Timely support of patients with liver failure is a significant unmet clinical need. Extracorporeal perfusion using either wild-type or complement transgenic pig livers is associated with neurologic improvement in patients with hepatic failure and with successful bridging to transplant or recovery of the native liver.

GalT-KO pig livers, with or without additional genetic modifications, have not yet been tested, but may be promising for achieving therapeutic function and improved durability.

Extracorporeal liver perfusion in humans with hepatic failure would provide a relatively low-risk opportunity to study various immunologic and biochemical xeno interactions, and yield new knowledge potentially important to success in other areas of xenotransplantation. 

Islet xenografts:

Significant progress has been made toward clinical trials of pig islet transplantation. Wild type porcine islets have reversed experimentally induced diabetes for up to 6 months in cynomolgus macaques and almost 9 months in rhesus monkeys. Although the immunosuppression used for these studies was more intensive than most clinicians and human patients would find acceptable.

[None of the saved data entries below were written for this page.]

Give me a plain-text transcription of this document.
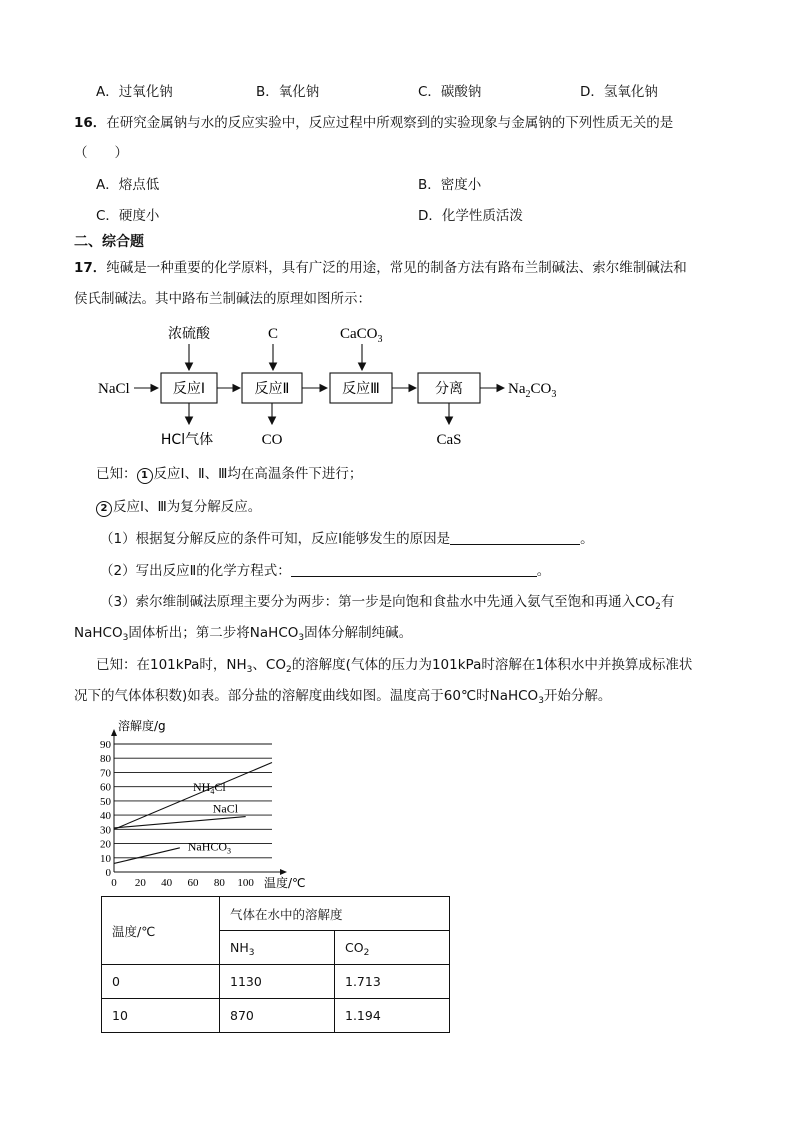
A．过氧化钠	B．氧化钠	C．碳酸钠	D．氢氧化钠
16．在研究金属钠与水的反应实验中，反应过程中所观察到的实验现象与金属钠的下列性质无关的是
（　　）
A．熔点低	B．密度小
C．硬度小	D．化学性质活泼
二、综合题
17．纯碱是一种重要的化学原料，具有广泛的用途，常见的制备方法有路布兰制碱法、索尔维制碱法和
侯氏制碱法。其中路布兰制碱法的原理如图所示：
NaCl	反应Ⅰ	反应Ⅱ	反应Ⅲ	分离	$Na_2CO_3$
浓硫酸	C	CaCO$_3$
HCl气体	CO	CaS
已知： 1 反应Ⅰ、Ⅱ、Ⅲ均在高温条件下进行；
2 反应Ⅰ、Ⅲ为复分解反应。
（1）根据复分解反应的条件可知，反应Ⅰ能够发生的原因是	。
（2）写出反应Ⅱ的化学方程式：	。
（3）索尔维制碱法原理主要分为两步：第一步是向饱和食盐水中先通入氨气至饱和再通入$CO_2$有
NaHCO$_3$固体析出；第二步将NaHCO$_3$固体分解制纯碱。
已知：在101kPa时，$NH_3$、$CO_2$的溶解度(气体的压力为101kPa时溶解在1体积水中并换算成标准状
况下的气体体积数)如表。部分盐的溶解度曲线如图。温度高于60℃时NaHCO$_3$开始分解。
0
10
20
30
40
50
60
70
80
90
0 20 40 60 80 100
溶解度/g
温度/℃
$NH_4Cl$
NaCl
NaHCO$_3$
温度/℃	气体在水中的溶解度	
	$NH_3$	$CO_2$
0	1130	1.713
10	870	1.194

These studies demonstrate consistent, prevalent long term insulin independence for the first time in pig-to-primate models. Preliminary data using islets from genetically modified pigs and with islet encapsulation suggest that a clinically acceptable regimen could soon be developed for clinical islet xenotransplantation.

Conclusion:

An important concern for clinical xenotransplantation is that a latent pig virus or another infectious agent could infect an immunosuppressed organ xenograft recipient and cause disease.  Some experts consider it likely that infection of a xenograft recipient with a porcine organism will occur.

If this infection could be transmitted among humans by close contact or other means and particularly if the infection did not cause obvious symptoms, it could spread undetected into the community. It is encouraging that to date, infection with porcine endogenous retrovirus has not been detected in humans or other primates exposed to living pig cells and tissues, even with immunosuppression.